Stratified sampling is commonly used probability method that is superior to random sampling because it reduces sampling error. A stratum is a subset of the population that share at least one common characteristic. Examples of stratums might be males and females, or freshman, sophomores, juniors and seniors. The researcher first identifies the relevant stratums and their actual representation in the population. Random sampling is then used to select a sufficient number of subjects from each stratum. Sufficient refers to a sample size large enough for us to be reasonably confident that the stratum represents the population. Stratified sampling is often used when one or more of the stratums in the population have a low incidence relative to the other stratums.
Cluster sampling Suppose an organization wants to poll voters in a town. It might first select some streets at random in the town, then select some households at random on these streets, and then poll everyone in these households. This sample is not a convenience sample, because at no time does the interviewer decide who to include in the sample. However, it is also not a (simple) random sample, even though each voter in the town has an equal chance of being part of the sample. The reason it is not a random sample is that the people are not chosen independently of one another. If one person is in the sample, every voter in his or her household will be, too; moreover, neighbors on that person's street are more likely to be included than are residents on other streets. This type of sampling is called cluster sampling, because the items enter the sample in clusters, not individually.
Nonprobability Methods
Convenience sampling is used in exploratory research where the researcher is interested in getting an inexpensive approximation of the truth. As the name implies, the sample is selected because they are convenient.
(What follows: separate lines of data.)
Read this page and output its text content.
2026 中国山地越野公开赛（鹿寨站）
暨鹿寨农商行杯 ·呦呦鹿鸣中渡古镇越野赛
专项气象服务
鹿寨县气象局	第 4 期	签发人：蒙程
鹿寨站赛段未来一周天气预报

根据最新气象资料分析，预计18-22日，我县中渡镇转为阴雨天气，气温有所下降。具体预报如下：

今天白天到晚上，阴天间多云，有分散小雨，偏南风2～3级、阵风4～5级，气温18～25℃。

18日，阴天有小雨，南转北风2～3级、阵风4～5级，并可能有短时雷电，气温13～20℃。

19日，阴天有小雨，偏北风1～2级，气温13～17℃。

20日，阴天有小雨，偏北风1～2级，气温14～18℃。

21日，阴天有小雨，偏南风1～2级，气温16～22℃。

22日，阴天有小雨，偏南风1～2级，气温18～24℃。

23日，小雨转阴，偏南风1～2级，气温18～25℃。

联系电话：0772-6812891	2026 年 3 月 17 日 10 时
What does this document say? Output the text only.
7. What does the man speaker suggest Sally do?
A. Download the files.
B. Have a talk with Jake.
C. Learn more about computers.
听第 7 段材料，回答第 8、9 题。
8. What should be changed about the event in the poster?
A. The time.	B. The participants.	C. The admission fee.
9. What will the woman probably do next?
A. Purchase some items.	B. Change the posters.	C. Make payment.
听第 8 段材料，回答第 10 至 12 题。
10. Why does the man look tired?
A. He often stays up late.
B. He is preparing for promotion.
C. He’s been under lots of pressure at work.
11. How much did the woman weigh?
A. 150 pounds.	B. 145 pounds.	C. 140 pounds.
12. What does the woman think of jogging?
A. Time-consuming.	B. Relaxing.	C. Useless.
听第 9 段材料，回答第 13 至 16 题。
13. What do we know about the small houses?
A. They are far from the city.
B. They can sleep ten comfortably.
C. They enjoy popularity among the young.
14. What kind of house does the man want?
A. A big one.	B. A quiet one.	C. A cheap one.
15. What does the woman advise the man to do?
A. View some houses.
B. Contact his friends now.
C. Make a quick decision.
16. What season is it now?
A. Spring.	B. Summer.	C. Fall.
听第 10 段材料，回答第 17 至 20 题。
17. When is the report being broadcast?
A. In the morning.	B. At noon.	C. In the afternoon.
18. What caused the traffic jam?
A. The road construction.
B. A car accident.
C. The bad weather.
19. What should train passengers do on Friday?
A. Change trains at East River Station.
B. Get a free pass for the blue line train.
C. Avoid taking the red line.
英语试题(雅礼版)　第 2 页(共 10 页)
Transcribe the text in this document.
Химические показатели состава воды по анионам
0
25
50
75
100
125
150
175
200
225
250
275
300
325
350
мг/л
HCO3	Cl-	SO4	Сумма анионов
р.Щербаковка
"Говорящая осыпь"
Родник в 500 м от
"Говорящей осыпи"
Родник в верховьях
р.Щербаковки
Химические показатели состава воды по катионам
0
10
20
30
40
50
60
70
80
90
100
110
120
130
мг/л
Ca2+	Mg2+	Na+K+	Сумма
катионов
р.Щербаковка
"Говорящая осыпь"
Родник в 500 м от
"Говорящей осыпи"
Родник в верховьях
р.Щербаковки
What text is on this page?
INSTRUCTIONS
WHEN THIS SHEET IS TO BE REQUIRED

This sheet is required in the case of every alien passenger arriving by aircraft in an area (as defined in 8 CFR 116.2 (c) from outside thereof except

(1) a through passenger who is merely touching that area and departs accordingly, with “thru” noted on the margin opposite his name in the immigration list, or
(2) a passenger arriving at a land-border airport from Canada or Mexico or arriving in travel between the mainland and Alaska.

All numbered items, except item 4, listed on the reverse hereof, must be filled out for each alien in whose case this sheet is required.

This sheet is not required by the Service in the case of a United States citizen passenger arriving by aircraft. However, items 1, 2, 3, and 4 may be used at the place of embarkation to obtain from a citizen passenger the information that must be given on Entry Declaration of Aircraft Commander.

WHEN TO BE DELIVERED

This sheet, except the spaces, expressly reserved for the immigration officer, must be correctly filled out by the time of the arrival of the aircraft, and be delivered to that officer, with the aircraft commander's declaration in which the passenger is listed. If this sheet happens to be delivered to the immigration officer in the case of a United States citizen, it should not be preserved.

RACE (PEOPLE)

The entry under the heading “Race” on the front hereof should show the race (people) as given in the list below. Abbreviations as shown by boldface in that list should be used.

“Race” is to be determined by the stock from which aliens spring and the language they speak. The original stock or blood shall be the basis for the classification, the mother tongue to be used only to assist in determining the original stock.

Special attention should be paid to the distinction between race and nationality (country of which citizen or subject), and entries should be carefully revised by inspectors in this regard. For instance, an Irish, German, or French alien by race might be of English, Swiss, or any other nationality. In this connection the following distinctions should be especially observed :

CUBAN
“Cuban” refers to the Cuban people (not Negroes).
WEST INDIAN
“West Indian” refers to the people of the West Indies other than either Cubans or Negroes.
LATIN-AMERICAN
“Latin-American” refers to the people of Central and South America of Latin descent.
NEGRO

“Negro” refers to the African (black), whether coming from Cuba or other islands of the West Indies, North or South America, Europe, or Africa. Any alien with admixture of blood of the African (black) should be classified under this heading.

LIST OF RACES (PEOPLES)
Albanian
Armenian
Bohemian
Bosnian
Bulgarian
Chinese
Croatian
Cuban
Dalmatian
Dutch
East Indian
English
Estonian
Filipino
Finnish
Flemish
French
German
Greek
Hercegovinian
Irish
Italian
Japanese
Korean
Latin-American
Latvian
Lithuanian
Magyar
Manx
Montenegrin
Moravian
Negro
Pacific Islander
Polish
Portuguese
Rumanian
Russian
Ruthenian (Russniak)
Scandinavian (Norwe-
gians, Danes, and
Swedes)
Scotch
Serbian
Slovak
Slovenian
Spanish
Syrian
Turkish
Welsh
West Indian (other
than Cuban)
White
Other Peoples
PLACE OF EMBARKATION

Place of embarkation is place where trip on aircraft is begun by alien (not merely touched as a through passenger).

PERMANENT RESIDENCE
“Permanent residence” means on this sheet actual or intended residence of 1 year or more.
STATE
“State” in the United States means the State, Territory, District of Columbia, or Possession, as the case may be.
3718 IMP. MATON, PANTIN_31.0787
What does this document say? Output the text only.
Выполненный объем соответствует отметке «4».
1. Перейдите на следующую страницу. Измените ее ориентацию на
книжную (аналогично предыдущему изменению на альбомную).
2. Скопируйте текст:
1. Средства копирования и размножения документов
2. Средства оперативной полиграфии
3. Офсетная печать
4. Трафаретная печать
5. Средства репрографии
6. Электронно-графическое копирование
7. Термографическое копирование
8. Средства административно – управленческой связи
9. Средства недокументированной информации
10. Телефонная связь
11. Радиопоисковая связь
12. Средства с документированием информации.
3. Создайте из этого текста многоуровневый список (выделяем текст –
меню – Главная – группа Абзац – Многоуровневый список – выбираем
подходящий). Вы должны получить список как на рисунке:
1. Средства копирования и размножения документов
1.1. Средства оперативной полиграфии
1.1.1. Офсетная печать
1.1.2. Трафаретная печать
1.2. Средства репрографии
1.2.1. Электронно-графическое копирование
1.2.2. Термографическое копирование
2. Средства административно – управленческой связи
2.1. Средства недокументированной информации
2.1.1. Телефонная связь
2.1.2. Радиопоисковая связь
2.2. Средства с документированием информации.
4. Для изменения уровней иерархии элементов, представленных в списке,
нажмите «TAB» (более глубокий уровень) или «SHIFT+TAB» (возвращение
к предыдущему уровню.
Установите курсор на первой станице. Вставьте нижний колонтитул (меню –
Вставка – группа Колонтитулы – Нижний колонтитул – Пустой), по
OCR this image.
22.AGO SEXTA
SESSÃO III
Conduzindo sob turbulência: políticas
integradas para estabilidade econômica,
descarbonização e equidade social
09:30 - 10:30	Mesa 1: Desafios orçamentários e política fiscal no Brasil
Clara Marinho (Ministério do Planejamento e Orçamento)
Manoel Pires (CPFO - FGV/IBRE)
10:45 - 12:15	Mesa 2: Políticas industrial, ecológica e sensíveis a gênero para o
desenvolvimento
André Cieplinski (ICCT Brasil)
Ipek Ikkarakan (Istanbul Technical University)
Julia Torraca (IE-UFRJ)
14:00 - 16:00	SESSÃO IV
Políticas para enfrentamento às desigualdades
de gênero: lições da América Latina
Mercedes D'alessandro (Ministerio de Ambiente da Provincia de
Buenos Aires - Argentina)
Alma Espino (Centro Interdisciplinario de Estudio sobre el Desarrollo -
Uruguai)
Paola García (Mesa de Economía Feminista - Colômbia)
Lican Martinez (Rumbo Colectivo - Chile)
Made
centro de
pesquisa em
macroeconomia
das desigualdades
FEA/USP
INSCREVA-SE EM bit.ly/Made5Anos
This nonprobability method is often used during preliminary research efforts to get a gross estimate of the results, without incurring the cost or time required to select a random sample.
Self-Selection sampling is when people participate in a survey by voluntarily returning a form printed in a newspaper or magazine, they make up a self-selected sample, which is one type of convenience sample. People who care enough to respond may not be representative of the whole population. For example, in a mail-in survey of 5,400 USA Today readers, an amazing 43% of the respondents in Delaware, Indiana, Kentucky, Michigan, New York, Ohio, and Pennsylvania reported symptoms that pointed to a serious risk for clinical depression. The newspaper notes, however, that "Mail-in surveys always attract the most concerned and motivated. It's not a random sample . . . ." (USA Today, July 12, 1985). Such a study cannot reliably tell us the percentage of the overall population at risk for depression.
Judgment sampling is a common nonprobability method. The researcher selects the sample based on judgment. This is usually and extension of convenience sampling. For example, a researcher may decide to draw the entire sample from one "representative" city, even though the population includes all cities. When using this method, the researcher must be confident that the chosen sample is truly representative of the entire population.
Quota sampling is the nonprobability equivalent of stratified sampling. Like stratified sampling, the researcher first identifies the stratums and their proportions as they are represented in the population. Then convenience or judgment sampling is used to select the required number of subjects from each stratum. This differs from stratified sampling, where the stratums are filled by random sampling.